The process was methodical. Precise. Dangerous.
Minutes later, he retrieved the now-boiling potion and carefully poured it into Ian’s blue concoction.
The moment the two liquids met, the potion’s color shifted. A brilliant, star-like glow pulsed within, as though the very essence of the night sky had been captured in a bottle.
It was radiant and mesmerizing.
“…It worked.”
Snape’s breath was shallow. The potion was finished.
Yet there was no triumph in his face, only a ghostly pallor, his hands trembling so visibly that the vial nearly slipped from his grasp.
“How could it actually work?!”
His composure cracked. Nearly knocking over his chair in his haste, he stumbled toward his cabinet, his hands moving frantically through its contents.
He snatched up a glass dropper.
Drawing a single droplet from the vial, he turned sharply, his gaze landing on a toad trapped within a glass enclosure. Without hesitation, he let the droplet fall onto the creature’s slick skin.
A moment passed.
Then another.
Snape didn’t breathe.
Then,
“Prince… I almost wish you were just trying to dose us all with love potions.”
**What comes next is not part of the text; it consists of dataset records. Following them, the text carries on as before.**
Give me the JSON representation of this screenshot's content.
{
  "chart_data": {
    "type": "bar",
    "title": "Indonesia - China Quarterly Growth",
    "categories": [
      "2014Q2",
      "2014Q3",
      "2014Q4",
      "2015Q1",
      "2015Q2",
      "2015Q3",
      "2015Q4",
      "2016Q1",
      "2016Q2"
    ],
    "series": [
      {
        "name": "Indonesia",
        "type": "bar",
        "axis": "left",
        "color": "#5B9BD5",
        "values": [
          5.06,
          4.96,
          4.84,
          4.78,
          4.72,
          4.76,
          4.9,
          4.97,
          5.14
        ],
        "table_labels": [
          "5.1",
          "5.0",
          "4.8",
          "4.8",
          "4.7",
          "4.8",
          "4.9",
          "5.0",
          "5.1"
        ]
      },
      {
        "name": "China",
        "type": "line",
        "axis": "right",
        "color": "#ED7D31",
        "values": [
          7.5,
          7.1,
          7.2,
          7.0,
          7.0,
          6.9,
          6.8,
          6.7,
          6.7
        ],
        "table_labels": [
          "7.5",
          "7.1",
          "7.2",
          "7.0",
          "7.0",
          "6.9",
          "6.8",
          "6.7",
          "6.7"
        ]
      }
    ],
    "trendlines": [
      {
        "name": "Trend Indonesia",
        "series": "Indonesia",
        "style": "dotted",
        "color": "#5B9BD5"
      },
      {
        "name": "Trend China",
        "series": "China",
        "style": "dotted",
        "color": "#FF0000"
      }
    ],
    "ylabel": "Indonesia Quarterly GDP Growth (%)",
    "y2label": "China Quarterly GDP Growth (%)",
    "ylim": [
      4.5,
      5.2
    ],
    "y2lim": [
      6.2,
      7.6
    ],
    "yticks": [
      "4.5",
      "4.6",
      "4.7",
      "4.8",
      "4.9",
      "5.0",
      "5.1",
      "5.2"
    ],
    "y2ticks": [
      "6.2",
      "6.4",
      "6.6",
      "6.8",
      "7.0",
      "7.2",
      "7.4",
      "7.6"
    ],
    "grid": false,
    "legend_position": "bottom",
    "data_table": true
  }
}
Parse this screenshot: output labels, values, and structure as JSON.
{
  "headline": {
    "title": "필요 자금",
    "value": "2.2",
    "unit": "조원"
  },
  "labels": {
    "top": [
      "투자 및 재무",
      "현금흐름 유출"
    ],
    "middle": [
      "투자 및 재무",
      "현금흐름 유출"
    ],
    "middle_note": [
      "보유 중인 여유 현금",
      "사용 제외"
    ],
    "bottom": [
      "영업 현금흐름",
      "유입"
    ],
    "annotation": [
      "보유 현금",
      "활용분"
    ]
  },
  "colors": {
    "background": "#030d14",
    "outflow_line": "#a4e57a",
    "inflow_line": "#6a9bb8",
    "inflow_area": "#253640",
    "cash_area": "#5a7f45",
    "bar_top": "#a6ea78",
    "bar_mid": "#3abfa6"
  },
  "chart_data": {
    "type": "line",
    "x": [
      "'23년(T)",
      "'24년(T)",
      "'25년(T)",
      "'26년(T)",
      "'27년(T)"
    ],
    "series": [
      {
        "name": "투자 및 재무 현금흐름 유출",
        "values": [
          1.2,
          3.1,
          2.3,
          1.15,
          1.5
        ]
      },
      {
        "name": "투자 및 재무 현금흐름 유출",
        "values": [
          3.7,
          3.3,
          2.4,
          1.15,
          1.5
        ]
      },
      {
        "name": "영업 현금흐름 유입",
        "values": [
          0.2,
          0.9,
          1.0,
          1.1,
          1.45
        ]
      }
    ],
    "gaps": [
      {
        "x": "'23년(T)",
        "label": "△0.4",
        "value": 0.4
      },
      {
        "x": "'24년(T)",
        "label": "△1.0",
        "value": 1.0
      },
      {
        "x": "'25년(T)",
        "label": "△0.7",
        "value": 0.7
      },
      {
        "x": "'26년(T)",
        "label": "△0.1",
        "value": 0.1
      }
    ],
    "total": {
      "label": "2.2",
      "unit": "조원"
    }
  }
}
His voice was barely above a whisper, yet thick with something between disbelief and horror. His complexion had gone deathly pale.
He lifted a small, transparent stone, an ancient detection tool infused with delicate strands of magic, its core flickering with a faint blue glow.
The light within it twisted and pulsed.
It was reacting.
To what?
Magic.
Raw, unfathomable magic.
It was a force so potent, so volatile, that even he wasn’t certain how to control it. Snape’s grip tightened around the stone as dread settled deep in his bones.
“Why must it always be a disaster?” Somewhere in the castle, oblivious to the storm brewing in the depths of the dungeons, Ian was likely dreaming of glory.
He had no idea what he had uncovered.
And Snape wasn’t sure if anyone could stop it now.